What is work? and, the philosophy statement.

I’ve been thinking about the idea of “work” a lot lately.  Is work what you get paid to do, what you’re passionate about, or are you one of those lucky people who gets to have both?  I recently read this article on The Daily Beast that gives some thoughts on Labor Day and it’s origins.  Apparently it’s not just about white pants and hot dogs as summer draws to its end.

For me, Labor Day is pretty symbolic.  By that, I mean, it’s my ONLY holiday off.  Working for a public university I get a lot of time off for the holidays and a lot of time off in the summer, and in between are two brutal sixteen week stretches.

Yeah.
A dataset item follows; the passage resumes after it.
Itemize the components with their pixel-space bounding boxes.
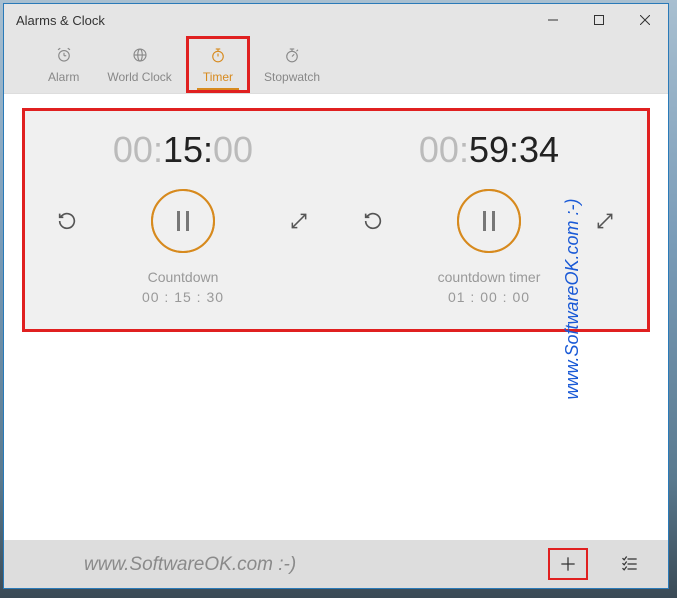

Brutal.

Maybe that’s why I’ve been thinking about Labor Day a month after Labor Day, because I’m in the middle of that stretch right now.  Save two days for Thanksgiving, Labor Day and MLK Day are it for us.

But even more than this glorious opportunity to sleep past 5:30am on a week day, “Labor Day” has serious implications that we work too hard.  So for us Americans, here’s a day (A day) to drink beer and barbeque.

Thanks for that.

I’m not opposed to work, I guess I’m just opposed to being forced to do something I don’t want to do just to make a buck.  It’s not the work that I’m against, it’s the perpetual need to generate dollars at the expense of my time, my energy, and even, at times, my dignity.

What’s the difference between work, my work, and a job?

If you’re really lucky those three arrows all point to the same place.  I’ve thought about this from the perspective all three of the things that I am: an educator, a dancemaker, and a writer, only one of which really generates any significant income for me.  Finding the why of what I do, especially in the things I don’t get paid for, means figuring out what my Work (capital W) really is.  The rest is just a time suck that helps me pay my rent.

Or not.

I’m fortunate of late in that I’ve been able to peace-meal together jobs (meaning, the things I get paid for) that are actually part of the bigger scope of “my Work”.  All of this is wrapped up in a tidy little statement that I’ve been working on for my teaching portfolio (ignore the dust, it’s under major construction).

This philosphy statement was the hardest four paragraphs that have ever emerged from this keyboard, but nonetheless it’s essential in figuring out how all the puzzle pieces of my life, jobs, skill-set, and passions fit together.  I think everyone should do it, even if you aren’t a teacher or and artist or particularly need a philosophy.

And, without further ado, here’s mine:

As an educator with professional experience in both the arts and sciences, I am convinced of the need for more integration of evidence-based practices in the arts, and more time-tested, somatic, experiential learning in academia.  To that end, I seek out opportunities to collaborate with peers and mentors to develop curricula that is effective and efficient.

I am passionate about the health of the dancer, and the majority of my work lends itself to understanding and articulating the body as it relates to dance.  Too often, the great work that is done in the scientific realm on dancers does not trickle down to its practitioners.

I believe it is my mission to use my experiences in dance and kinesiology to form an alliance between the two fields, with the ultimate goal of creating understanding and awareness around dance education and dancer health.  I believe that principles of educational psychology and learning are ubiquitous and should be implemented in dance classrooms as well as academic classrooms.  I believe that dance is a natural human tendancy, a healing art, and a means of discourse akin to any language.

Ultimately, my talent lies in my words, and in my ability to communicate, moreso than my ability to tendu.  Therefore, I resolve to be the messenger between these two worlds and further bridge the gap between experience and evidence.

How do we feel about this? Do you have suggestions that could make it better?